1. The continuous cold oil soaking workstation comprises an oil soaking groove (3), a material conveying device (2) arranged on the oil soaking groove (3) and an oil cooler (1) for oil circulation, and is characterized in that the oil soaking groove (3) comprises an oil outlet cavity (31) which is arranged oppositely and an oil return cavity (32) which is arranged between the two oil outlet cavities (31), the material conveying device (2) is arranged above the oil return cavity (32), an oil passing plate (33) is arranged between the oil outlet cavity (31) and the oil return cavity (32), the oil outlet cavity (31) is connected with a liquid outlet (11) of the oil cooler (1), and the oil return cavity (32) is connected with a liquid inlet (12) of the oil cooler (1);

the oil return cavity (32) is provided with a plurality of isolation cavities (321) along the conveying direction of the conveying device (2), a separation plate (322) is arranged between every two adjacent isolation cavities (321), and a backflow port (324) connected with the oil cooler (1) is arranged in the isolation cavity (321) positioned at the starting position of the conveying direction of the conveying device (2);

the separation plate (322) is provided with a communication groove (323) for products and oil to pass through;

the oil outlet cavity (31) is provided with a displacement baffle (34), and the displacement baffle (34) comprises a sliding frame (341) and a sliding block (342) arranged on the sliding frame (341) in a sliding manner;

the width of the sliding block (342) is equal to the interval between two adjacent separation plates (322);

the sliding block (342) extends towards one side of the oil passing plate (33) to form a stop block (3421), and the stop block (3421) is flush with the upper end of the oil passing plate (33).
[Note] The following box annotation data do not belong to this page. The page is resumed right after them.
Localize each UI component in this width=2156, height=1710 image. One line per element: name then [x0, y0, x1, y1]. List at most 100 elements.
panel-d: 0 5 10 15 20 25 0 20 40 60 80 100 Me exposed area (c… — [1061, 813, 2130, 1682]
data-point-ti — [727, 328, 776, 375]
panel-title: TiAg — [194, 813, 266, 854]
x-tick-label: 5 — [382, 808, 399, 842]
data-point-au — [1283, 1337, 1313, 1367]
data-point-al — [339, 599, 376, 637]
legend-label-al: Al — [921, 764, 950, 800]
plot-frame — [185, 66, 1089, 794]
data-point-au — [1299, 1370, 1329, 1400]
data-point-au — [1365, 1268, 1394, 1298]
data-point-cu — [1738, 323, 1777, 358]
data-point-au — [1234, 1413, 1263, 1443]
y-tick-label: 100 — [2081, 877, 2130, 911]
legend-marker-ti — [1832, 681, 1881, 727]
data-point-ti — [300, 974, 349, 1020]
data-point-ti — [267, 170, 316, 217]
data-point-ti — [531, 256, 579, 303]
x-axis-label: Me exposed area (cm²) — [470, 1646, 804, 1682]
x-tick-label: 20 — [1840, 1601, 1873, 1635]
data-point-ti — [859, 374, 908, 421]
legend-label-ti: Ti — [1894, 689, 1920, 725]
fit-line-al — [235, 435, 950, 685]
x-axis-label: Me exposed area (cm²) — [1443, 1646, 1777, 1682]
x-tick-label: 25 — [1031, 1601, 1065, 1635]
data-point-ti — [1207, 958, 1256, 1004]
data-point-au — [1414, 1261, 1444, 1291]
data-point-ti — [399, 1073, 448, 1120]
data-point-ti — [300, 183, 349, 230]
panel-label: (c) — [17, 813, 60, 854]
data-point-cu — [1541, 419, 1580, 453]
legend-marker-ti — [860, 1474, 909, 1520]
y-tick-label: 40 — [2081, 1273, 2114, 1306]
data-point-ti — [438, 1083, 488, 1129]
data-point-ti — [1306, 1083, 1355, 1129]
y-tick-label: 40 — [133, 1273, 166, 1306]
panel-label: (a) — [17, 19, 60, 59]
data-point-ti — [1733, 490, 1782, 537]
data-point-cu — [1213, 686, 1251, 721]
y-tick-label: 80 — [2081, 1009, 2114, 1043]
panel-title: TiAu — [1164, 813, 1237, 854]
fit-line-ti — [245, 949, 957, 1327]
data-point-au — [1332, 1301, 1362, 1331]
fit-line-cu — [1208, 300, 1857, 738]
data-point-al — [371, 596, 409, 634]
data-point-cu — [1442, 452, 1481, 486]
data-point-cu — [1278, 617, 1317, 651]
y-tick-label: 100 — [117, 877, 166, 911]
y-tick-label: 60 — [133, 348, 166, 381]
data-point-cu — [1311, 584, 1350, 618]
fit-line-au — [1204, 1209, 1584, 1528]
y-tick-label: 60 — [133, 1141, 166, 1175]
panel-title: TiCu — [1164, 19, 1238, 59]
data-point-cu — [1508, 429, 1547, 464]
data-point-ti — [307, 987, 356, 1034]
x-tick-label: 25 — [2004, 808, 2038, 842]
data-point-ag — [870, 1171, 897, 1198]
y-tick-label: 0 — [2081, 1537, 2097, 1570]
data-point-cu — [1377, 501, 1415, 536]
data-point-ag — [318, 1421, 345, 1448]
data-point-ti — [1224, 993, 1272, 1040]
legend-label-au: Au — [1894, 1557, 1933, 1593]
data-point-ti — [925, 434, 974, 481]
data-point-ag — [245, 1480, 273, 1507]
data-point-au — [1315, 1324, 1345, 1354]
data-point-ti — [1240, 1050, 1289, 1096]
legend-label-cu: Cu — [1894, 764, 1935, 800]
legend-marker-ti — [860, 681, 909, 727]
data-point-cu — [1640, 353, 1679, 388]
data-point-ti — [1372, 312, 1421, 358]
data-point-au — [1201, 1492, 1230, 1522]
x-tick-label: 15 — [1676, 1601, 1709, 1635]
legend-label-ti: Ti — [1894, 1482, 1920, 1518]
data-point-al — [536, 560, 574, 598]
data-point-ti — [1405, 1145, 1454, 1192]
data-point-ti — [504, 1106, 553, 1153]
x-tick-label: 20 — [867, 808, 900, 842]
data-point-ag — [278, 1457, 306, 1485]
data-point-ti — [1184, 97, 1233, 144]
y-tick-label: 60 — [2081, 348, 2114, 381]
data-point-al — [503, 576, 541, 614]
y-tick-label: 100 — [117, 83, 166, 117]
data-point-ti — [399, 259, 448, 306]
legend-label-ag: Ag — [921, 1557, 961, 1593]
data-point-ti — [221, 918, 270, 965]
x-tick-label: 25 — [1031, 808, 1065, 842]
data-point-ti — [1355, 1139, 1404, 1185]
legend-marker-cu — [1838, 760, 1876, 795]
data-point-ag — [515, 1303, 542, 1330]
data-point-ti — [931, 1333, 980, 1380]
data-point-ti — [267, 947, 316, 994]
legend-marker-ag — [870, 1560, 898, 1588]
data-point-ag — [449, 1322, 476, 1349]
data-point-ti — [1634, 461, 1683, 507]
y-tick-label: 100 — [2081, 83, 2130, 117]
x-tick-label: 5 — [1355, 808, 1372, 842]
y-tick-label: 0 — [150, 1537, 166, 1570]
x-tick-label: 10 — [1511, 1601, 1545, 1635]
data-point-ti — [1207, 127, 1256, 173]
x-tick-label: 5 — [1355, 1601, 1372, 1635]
2. A continuous oil immersion workstation as claimed in claim 1, characterized in that a Y-shaped connecting pipe (13) is arranged between the two oil outlet cavities (31), and the oil cooler (1) is communicated with the oil outlet cavities (31) through the Y-shaped connecting pipe (13).

3. A continuous immersion oil workstation as claimed in claim 2, characterized in that the bottom of the oil outlet chamber (31) is provided with a barrier baffle (311), and that the barrier baffle (311) is provided with mesh openings (312).

4. A continuous immersion oil workstation according to claim 3, characterized in that the slider (342) is arranged in a C-shape and is hung on the slider (341), and a limit bolt (343) abutting against the slider (341) is connected to the slider (342) in a threaded manner.

5. The continuous immersion oil workstation as recited in claim 4, characterized in that two ends of the sliding frame (341) are provided with a clamping groove (3411) for clamping the side wall of the oil outlet cavity (31), and the clamping groove (3411) is internally and threadedly connected with a locking bolt (344) abutted against the side wall of the oil outlet cavity (31).